I would add two points to my reply above
i) As has been remarked above, most of the time we're having to account for cars, etc on open public roads which means you don't really get to use "the apex" as you are hugging the left hand side of the road and forced to follow its multi-micro corners-within-a-corner which in turn results in us effectively having to do "multiple" turns rather than one smooth turn
ii) Delighted I finally got to use the :eek: smilie in a post; never thought I would
 
Actually it's faster on a roadbike to brake late and continue braking just before the apex. This 'settles' the bike and gives a bit better 'turn in' . How you balance front and back is very important -so you need to have good practice on modulation. A pedal bike has literally no power through a corner except by momentum, if you 'give up' all that before the corner, then you have nothing to work with IN the corner. Excepting for shallower corners that you could pedal through, or steep ones that you'll pick up a little more speed due to gravity. But nothing like a motorbike or car... they are completely different animals.
 
I agree with Tim about the braking through the first part of the turn - but it does take practice and the ability to judge the corner severity vs. your tyres grip on the road, which of course varies with different conditions, surfaces and cambers.

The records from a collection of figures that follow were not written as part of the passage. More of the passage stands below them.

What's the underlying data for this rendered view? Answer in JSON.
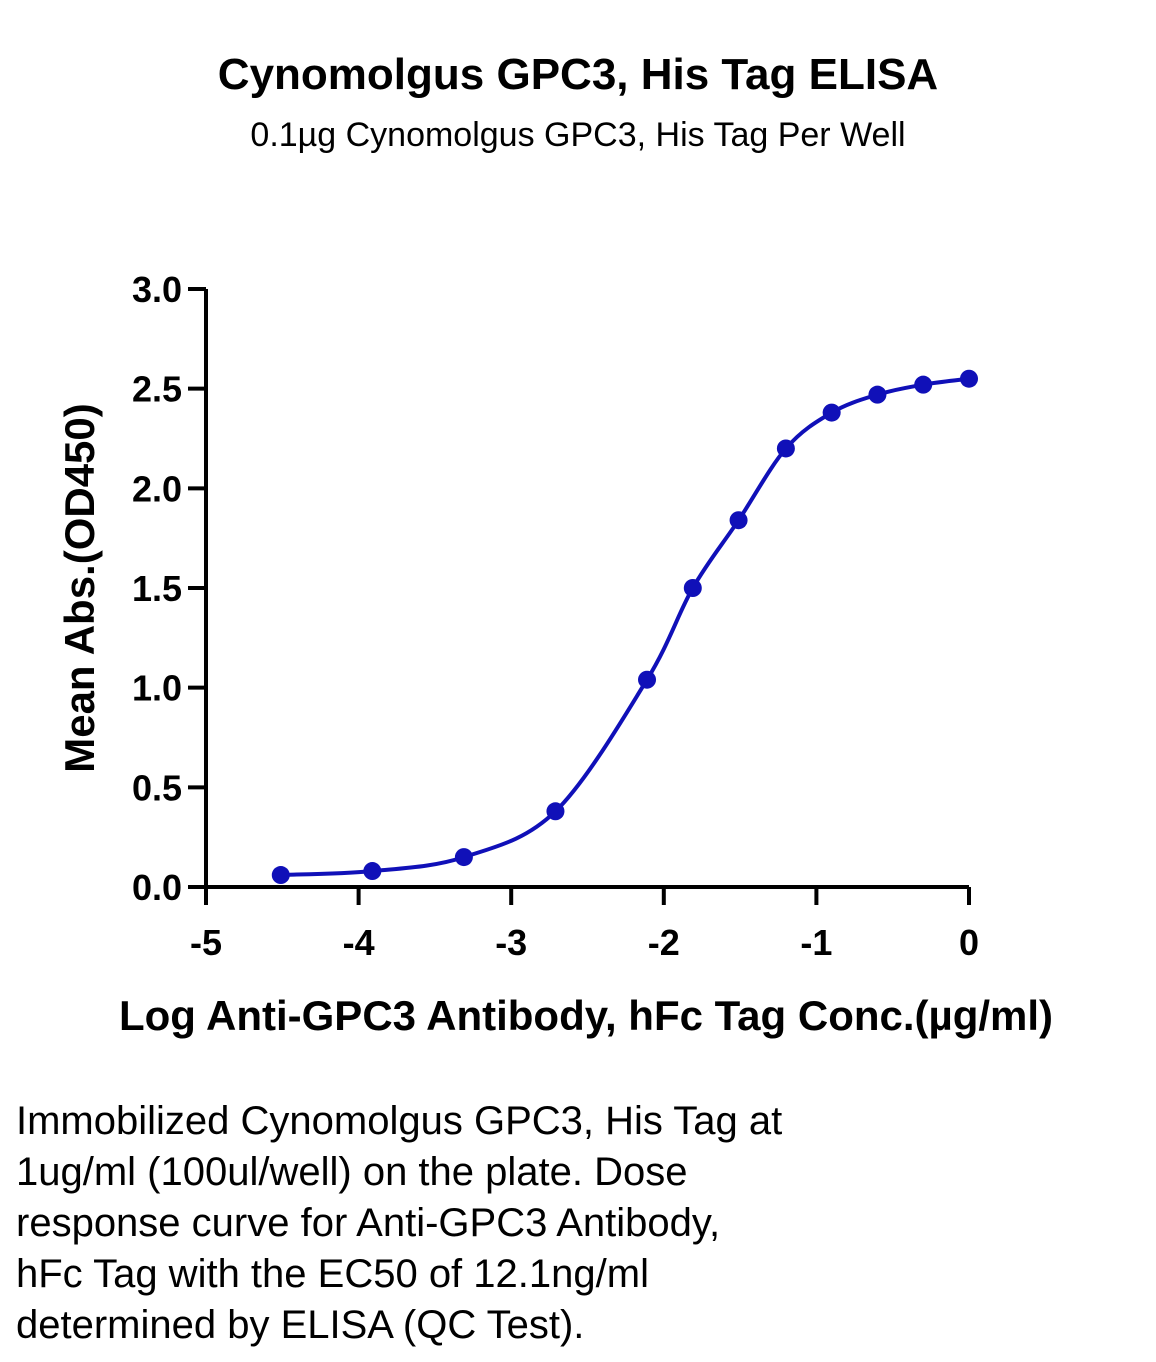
{
  "title": "Cynomolgus GPC3, His Tag ELISA",
  "subtitle": "0.1µg Cynomolgus GPC3, His Tag Per Well",
  "chart_data": {
    "type": "scatter",
    "xlabel": "Log Anti-GPC3 Antibody, hFc Tag Conc.(µg/ml)",
    "ylabel": "Mean Abs.(OD450)",
    "xlim": [
      -5,
      0
    ],
    "ylim": [
      0,
      3.0
    ],
    "x_ticks": [
      "-5",
      "-4",
      "-3",
      "-2",
      "-1",
      "0"
    ],
    "y_ticks": [
      "0.0",
      "0.5",
      "1.0",
      "1.5",
      "2.0",
      "2.5",
      "3.0"
    ],
    "grid": false,
    "series": [
      {
        "color": "#1010b8",
        "fit": "sigmoidal curve",
        "points": [
          {
            "x": -4.51,
            "y": 0.06
          },
          {
            "x": -3.91,
            "y": 0.08
          },
          {
            "x": -3.31,
            "y": 0.15
          },
          {
            "x": -2.71,
            "y": 0.38
          },
          {
            "x": -2.11,
            "y": 1.04
          },
          {
            "x": -1.81,
            "y": 1.5
          },
          {
            "x": -1.51,
            "y": 1.84
          },
          {
            "x": -1.2,
            "y": 2.2
          },
          {
            "x": -0.9,
            "y": 2.38
          },
          {
            "x": -0.6,
            "y": 2.47
          },
          {
            "x": -0.3,
            "y": 2.52
          },
          {
            "x": 0.0,
            "y": 2.55
          }
        ]
      }
    ]
  },
  "caption_lines": [
    "Immobilized Cynomolgus GPC3, His Tag at",
    "1ug/ml (100ul/well) on the plate. Dose",
    "response curve for Anti-GPC3 Antibody,",
    "hFc Tag with the EC50 of 12.1ng/ml",
    "determined by ELISA (QC Test)."
  ]
}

As far as the line through the corner goes: early apex is a big no-no as shown in this diagram.

properapex2.jpg


At best you'll have to scrub off a lot of speed, at worst, well.....you can see where the line is heading :(
 
Alan, this is right along the lines of the Diminishing, Constant, Expanding radius corners I was talking about.

I believe a lot of people do not understand the very concept the drawing shows. Early apex = wide exit.
 
^bit grim that, mate, and not necessarily the result of bad cornering technique.